UK
16/07/2013 06:49 BST

Horsemeat Scandal Investigation Is Too Slow, MPs Say

File photo dated 16/01/2013 of two beef burgers. MPs have condemned the slow pace of the investigation into the horsemeat scandal, with no prosecutions six months after the problem was first identified.
PA
File photo dated 16/01/2013 of two beef burgers. MPs have condemned the slow pace of the investigation into the horsemeat scandal, with no prosecutions six months after the problem was first identified.

The investigation into the horsemeat scandal is taking too long and has so far failed to bring any prosecutions, a group of MPs have warned.

The Commons Environment, Food and Rural Affairs Committee expressed "surprise" that in EU-mandated tests, 14 out of 836 samples of horsemeat from the UK tested positive for the painkiller bute - the highest number of positive tests in the EU.

It also said the authorities in both the UK and Ireland - where horse DNA was first discovered in processed beef products - had yet to acknowledge the scale of the illegal activity involved.

The committee called for assurances that the authorities will act if evidence is uncovered to support criminal prosecutions.

"The evidence we received from retailers and food processors in the UK and Ireland suggests a complex, highly organised network of companies trading in and mislabelling frozen and processed meat or meat products in a way that fails to meet specifications and that is fraudulent and illegal," it said.

"We are concerned at the failure of authorities in both the UK and Ireland to acknowledge the extent of this and to bring prosecutions.

"We are dismayed at the slow pace of investigations and would like assurance that prosecutions will be mounted where there is evidence of fraud or other illegal activity."

The MPs acknowledged that horsemeat contamination was limited to a "relatively small" number of beef products sold in the UK, with 99% of products tested containing no horse DNA.

Across the EU as a whole, 4.66% of products tested were found to contain more than 1% horse DNA.

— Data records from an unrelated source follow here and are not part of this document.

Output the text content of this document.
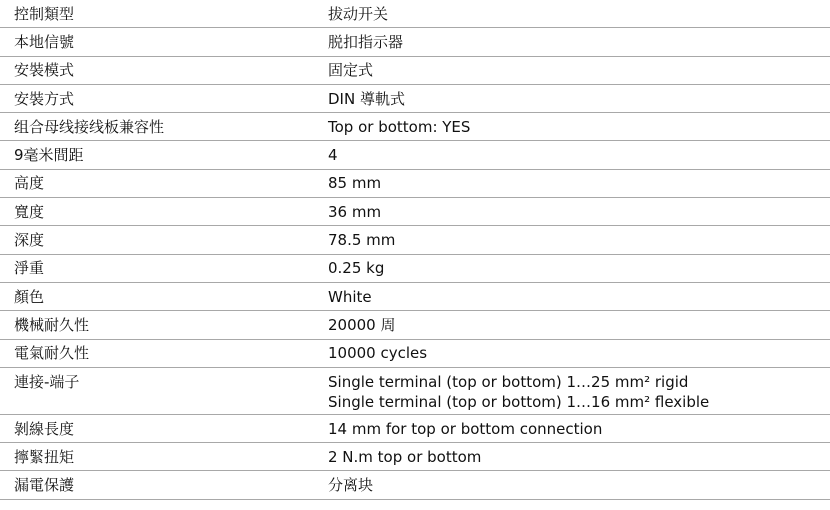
控制類型	拔动开关
本地信號	脱扣指示器
安裝模式	固定式
安裝方式	DIN 導軌式
组合母线接线板兼容性	Top or bottom: YES
9毫米間距	4
高度	85 mm
寬度	36 mm
深度	78.5 mm
淨重	0.25 kg
顏色	White
機械耐久性	20000 周
電氣耐久性	10000 cycles
連接-端子	Single terminal (top or bottom) 1…25 mm² rigid
Single terminal (top or bottom) 1…16 mm² flexible
剝線長度	14 mm for top or bottom connection
擰緊扭矩	2 N.m top or bottom
漏電保護	分离块
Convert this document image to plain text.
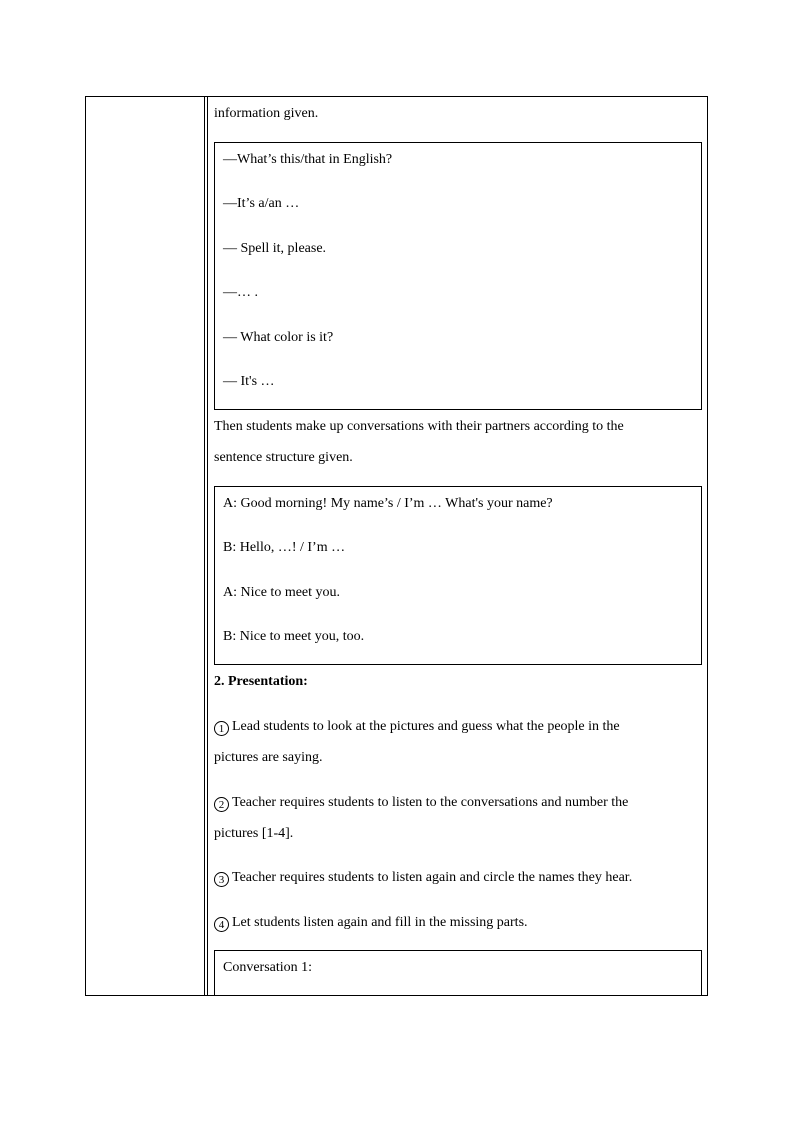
information given.
—What’s this/that in English?
—It’s a/an …
— Spell it, please.
—… .
— What color is it?
— It's …
Then students make up conversations with their partners according to the
sentence structure given.
A: Good morning! My name’s / I’m … What's your name?
B: Hello, …! / I’m …
A: Nice to meet you.
B: Nice to meet you, too.
2. Presentation:
1 Lead students to look at the pictures and guess what the people in the
pictures are saying.
2 Teacher requires students to listen to the conversations and number the
pictures [1-4].
3 Teacher requires students to listen again and circle the names they hear.
4 Let students listen again and fill in the missing parts.
Conversation 1:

The committee complained that there was still a "lack of clarity" within Whitehall over where responsibility lay for dealing with such issues, and it said the Food Standards Authority was to be an effective regulator.

The committee said there were clearly "many loopholes" in the current system of horse passports and called for assurances that horse movements within the UK and between the UK and Ireland were being properly monitored.

A Defra spokesman said: "It is absolutely wrong for any businesses to con the public by allowing horsemeat to be labelled 'beef'. That's why we have set up an independent review to identify any weaknesses in the food supply chain or the regulatory system to prevent this happening again."

"The police are investigating how products containing horsemeat came to be on sale in the UK and they will take action where any unlawful activity has taken place."